Rimanemmo nella grotta di S. Pietro una notte e un giorno intero, senza che nell’aria si sentisse il rombo annunciato dei motori e neanche si levassero i rumori dei bombardamenti che si avvicinavano. Per noi bambini fu festa grande, e nessuna minaccia o rimprovero servì a tenere tranquilli il nostro sangue e il nostro argento mescolati, in un luogo dove la proibizione e la regola cadevano senza peso, come piume.
Ma il massimo della felicità fu quando, nell’aria, risuonò lo scampanellio lungo di un intero gregge di pecore, che veniva a ripararsi nella grotta prima che arrivasse la sera. Mi addormentai fra belati di agnelli e grida di bambini, senza che la guerra passasse su di me con la sua ombra di morte. (...)
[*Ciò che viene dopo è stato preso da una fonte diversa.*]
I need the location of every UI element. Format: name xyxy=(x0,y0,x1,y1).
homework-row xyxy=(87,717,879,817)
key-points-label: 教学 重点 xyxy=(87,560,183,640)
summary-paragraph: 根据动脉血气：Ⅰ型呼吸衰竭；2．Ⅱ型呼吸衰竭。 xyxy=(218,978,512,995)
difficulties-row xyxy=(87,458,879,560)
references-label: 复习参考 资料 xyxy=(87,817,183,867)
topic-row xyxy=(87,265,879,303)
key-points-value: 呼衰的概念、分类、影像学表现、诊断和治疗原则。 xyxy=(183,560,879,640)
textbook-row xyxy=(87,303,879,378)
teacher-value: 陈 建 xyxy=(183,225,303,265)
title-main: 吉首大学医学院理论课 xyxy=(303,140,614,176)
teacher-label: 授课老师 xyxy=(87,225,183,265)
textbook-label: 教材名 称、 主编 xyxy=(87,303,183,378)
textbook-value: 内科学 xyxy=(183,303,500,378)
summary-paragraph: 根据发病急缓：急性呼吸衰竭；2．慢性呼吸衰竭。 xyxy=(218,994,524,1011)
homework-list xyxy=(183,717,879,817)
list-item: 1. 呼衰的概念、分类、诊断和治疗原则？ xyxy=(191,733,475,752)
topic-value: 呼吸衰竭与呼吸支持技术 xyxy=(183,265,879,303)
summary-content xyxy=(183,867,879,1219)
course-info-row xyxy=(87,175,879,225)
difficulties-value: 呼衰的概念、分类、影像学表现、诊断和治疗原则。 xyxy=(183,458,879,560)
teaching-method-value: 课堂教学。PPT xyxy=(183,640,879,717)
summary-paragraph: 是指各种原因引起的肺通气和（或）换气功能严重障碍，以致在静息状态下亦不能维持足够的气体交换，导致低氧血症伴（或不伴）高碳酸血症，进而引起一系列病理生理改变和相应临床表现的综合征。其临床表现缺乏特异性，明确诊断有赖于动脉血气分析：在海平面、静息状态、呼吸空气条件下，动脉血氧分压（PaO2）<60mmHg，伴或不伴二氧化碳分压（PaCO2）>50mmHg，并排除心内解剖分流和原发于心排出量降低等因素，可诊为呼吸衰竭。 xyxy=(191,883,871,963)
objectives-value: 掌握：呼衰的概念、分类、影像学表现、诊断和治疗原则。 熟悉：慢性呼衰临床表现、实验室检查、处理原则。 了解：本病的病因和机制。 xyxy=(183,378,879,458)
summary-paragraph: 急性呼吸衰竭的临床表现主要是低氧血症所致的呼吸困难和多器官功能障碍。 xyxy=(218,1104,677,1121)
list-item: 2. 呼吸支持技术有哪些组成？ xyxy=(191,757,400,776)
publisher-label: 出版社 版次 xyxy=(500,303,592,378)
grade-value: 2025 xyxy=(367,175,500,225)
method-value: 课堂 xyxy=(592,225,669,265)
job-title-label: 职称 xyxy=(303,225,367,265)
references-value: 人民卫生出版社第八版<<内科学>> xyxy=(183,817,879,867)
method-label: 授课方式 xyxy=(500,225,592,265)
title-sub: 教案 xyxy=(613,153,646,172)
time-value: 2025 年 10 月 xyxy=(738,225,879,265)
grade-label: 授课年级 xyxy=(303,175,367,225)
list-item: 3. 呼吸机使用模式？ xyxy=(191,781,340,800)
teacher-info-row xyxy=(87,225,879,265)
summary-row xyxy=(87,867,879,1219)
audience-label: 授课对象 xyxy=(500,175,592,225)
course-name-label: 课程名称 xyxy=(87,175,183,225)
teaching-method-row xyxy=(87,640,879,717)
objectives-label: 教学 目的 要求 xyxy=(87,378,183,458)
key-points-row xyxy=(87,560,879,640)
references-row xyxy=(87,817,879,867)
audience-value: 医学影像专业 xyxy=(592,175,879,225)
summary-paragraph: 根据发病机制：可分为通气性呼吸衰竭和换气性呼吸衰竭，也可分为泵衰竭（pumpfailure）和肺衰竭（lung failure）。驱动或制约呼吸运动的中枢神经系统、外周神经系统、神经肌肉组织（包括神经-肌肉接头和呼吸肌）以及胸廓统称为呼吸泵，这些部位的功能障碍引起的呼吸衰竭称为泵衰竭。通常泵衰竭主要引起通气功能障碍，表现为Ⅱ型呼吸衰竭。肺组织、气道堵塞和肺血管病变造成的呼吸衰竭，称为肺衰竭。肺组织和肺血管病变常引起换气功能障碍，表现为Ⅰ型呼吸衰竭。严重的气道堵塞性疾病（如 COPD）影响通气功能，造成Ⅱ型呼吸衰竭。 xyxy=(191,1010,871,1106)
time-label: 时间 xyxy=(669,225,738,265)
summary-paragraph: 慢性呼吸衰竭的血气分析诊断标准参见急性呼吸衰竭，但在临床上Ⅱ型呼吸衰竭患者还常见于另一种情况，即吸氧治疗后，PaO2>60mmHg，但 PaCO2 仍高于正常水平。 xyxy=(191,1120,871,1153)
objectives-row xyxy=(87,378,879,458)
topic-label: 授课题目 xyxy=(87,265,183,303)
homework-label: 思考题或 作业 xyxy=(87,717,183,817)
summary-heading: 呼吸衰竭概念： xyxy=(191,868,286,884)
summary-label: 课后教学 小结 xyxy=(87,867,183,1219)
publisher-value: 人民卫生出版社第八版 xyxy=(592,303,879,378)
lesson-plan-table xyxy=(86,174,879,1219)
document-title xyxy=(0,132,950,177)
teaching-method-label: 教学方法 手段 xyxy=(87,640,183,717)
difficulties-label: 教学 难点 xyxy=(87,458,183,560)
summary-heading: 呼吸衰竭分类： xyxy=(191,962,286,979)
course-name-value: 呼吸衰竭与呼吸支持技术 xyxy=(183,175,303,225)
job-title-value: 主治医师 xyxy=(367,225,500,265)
(Tratto dal romanzo Passaggio in ombra, Feltrinelli Editore, Milano, 1995)

 


Scomparsa prematuramente all’età di quarant’anni, Mariateresa Di Lascia si è sempre battuta per le cause della democrazia e dei diritti civili e umani all’interno del Partito radicale, di cui è stata anche vicesegretaria nel 1982 e deputato della nona legislatura. È stata fondatrice della Lega Internazionale Nessuno tocchi Caino per l’abolizione della pena di morte nel mondo. Nel 1988 aveva scritto il romanzo La coda della lucertola, che allora non volle pubblicare; dal 1988 al 1992 si è dedicata alla stesura di questo romanzo; ha poi composto quattro racconti, di cui uno, Compleanno, ha vinto il Premio “Millelire”. Il suo nuovo romanzo, Le relazioni sentimentali, rimasto incompiuto. Questo Passaggio in ombra ha vinto il Premio Strega nel 1995.